Aribia and Futscher now want to bring this promising technology to market. Together with lab head Yaroslav Romanyuk, they have founded a spin-off called BTRY (pronounced “battery”). Aribia, who takes on the role of CTO at BTRY, had never previously thought of starting his own company. CEO Moritz Futscher, on the other hand, has been interested in startups since he was a student. The two researchers have been working together on the battery project for years and are a well-established team. “We are convinced that our product can offer real added value,” says Futscher.
The new battery is a so-called thin-film solid-state battery. The technology itself is not new: Such batteries have been known since the 1980s. However, due to the very low mass of their thin-film components – the entire cell is only a few micrometers thick – they have been able to store very little energy so far. Futscher and Aribia have succeeded in stacking the thin-film cells on top of each other, increasing their capacity.
This makes the battery very promising for commercial applications. The thin-film cells are manufactured using vacuum coating: The desired materials are atomized in a vacuum chamber to form individual atoms, which are then deposited in a precisely controlled layer on the target substrate. “Such manufacturing methods are currently used on a large scale in the production of semiconductor chips and glass coatings,” Futscher says. “That’s an advantage for us, because the machines and know-how to manufacture our battery are largely in place already.”
The high-precision manufacturing method has an additional advantage: “In contrast to the traditional method of battery production, our method does not use toxic solvents,” explains Aribia. However, it also makes the thin-film battery more expensive. The researchers therefore see its application primarily in products where the battery only accounts for a small part of the overall cost of the device – for example, in smartphones and smartwatches or in satellites. “There, the advantages of our technology more than make up for the higher price,” Aribia states.
The researchers are not the only ones who believe their product has a lot of potential. BTRY was supported by Innosuisse and made it into the business incubator of the European Space Agency (ESA). In addition, Aribia received an Empa Entrepreneur Fellowship, which supports young researchers who want to found a company.
But before the first thin-film batteries launch into space or supply smartphones with electricity, there is still a lot of work to do, both on the administrative and on the technical side. In the meantime, the two founders are using the equipment and facilities at Empa’s Coating Competence Center to create bigger and more powerful battery prototypes in order to show potential investors that the technology is worth backing.

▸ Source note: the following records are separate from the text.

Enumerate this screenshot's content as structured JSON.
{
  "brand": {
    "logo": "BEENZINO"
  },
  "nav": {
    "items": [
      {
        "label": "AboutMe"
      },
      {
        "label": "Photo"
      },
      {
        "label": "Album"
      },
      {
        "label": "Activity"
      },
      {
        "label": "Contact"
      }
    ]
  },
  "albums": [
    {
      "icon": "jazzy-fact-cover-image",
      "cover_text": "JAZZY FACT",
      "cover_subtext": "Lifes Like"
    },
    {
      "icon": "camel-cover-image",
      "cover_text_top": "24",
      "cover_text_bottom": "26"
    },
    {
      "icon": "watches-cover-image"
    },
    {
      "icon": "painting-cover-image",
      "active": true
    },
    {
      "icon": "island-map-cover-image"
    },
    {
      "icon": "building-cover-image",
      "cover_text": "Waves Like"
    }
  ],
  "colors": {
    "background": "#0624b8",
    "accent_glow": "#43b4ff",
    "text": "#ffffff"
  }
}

Over the next two years, the researchers want to increase both the surface area of the battery and the number of layers. “Currently, our batteries consist of only two layers of about 1×3 millimeters,” Aribia says. “Next, we want to make a battery of about one square centimeter with two to three layers. We can’t power a satellite with that yet – but we can very well show that our technology is scalable.”
Support for start-up founders
The Empa Entrepreneur Fellowship is awarded to Empa researchers who want to found a start-up based on their research. The fellowships are awarded on a competitive basis and include financial support for twelve months. Empa spin-offs and start-ups receive additional support in the two business incubators glatec in Dübendorf and Startfeld in St. Gallen.